The charges echo the epic collapses of other real-estate fortunes in some of Asia’s largest economies, particularly China. There’s Country Garden Holdings chairwoman Yang Huiyan, for instance, whose company suspended shares last week following its default on overseas debt in October of last year as just the latest developments in its deepening debt crisis. When the company missed its overseas debt payment, it had $187 billion in liabilities, and had been unloading assets and selling shares to stave off its debt obligations for months. In November, Country Garden said it needed to repay nearly $15 billion in debt within the next 12 months, while disclosing a $7.1 billion loss for the first six months of the year.

Its rival real estate group, Evergrande, led by CEO Hui Ka Yan, filed for bankruptcy protection last August, while China's securities regulator hit the property giant with a $78 billion fraud accusation for inflating its revenue from 2019 through 2020. It's one of the largest fraud cases in the country’s history.

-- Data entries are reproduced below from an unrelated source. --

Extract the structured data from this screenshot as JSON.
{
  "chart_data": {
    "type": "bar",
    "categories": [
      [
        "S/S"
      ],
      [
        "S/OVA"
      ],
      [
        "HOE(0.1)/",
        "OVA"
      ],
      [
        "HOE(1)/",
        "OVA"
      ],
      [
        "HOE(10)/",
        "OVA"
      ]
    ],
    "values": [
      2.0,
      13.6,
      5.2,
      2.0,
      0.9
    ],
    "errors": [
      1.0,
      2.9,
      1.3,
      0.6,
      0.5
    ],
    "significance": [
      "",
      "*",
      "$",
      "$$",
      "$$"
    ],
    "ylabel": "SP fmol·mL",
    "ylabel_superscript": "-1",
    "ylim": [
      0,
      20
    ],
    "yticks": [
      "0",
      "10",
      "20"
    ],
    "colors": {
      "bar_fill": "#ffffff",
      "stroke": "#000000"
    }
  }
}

The CEO was arrested last September on suspicion of financial crimes, Evergrande said in a filing to the Hong Kong stock exchange.

The biggest charge against My Lan was embezzling funds from Saigon Commercial Bank (SCB) between February 2018 and October 2022. The five-week trial was conducted under tight security at the Ho Chi Minh City People’s Court, where more than 80 other people including central bank officials have been charged in the case, including My Lan's husband and niece.

My Lan embezzled about $12 billion, and was convicted of taking out $44 billion in loans from the bank between 2012 and 2022, according to Vietnamese online newspaper VN Express, accounting for more than 93% of the bank’s lending during that period. The verdict requires her to return $27 billion, a sum that exceeds the market capitalization of most Vietnamese banks. It prompted panic among depositors of SCB, triggering a run on the bank and, ultimately, the State Bank of Vietnam taking control of the lender. Since Vietnam’s criminal laws started applying embezzlement to non-government individuals in 2018, VN Express reported, My Lan's actions have been classified under that charge.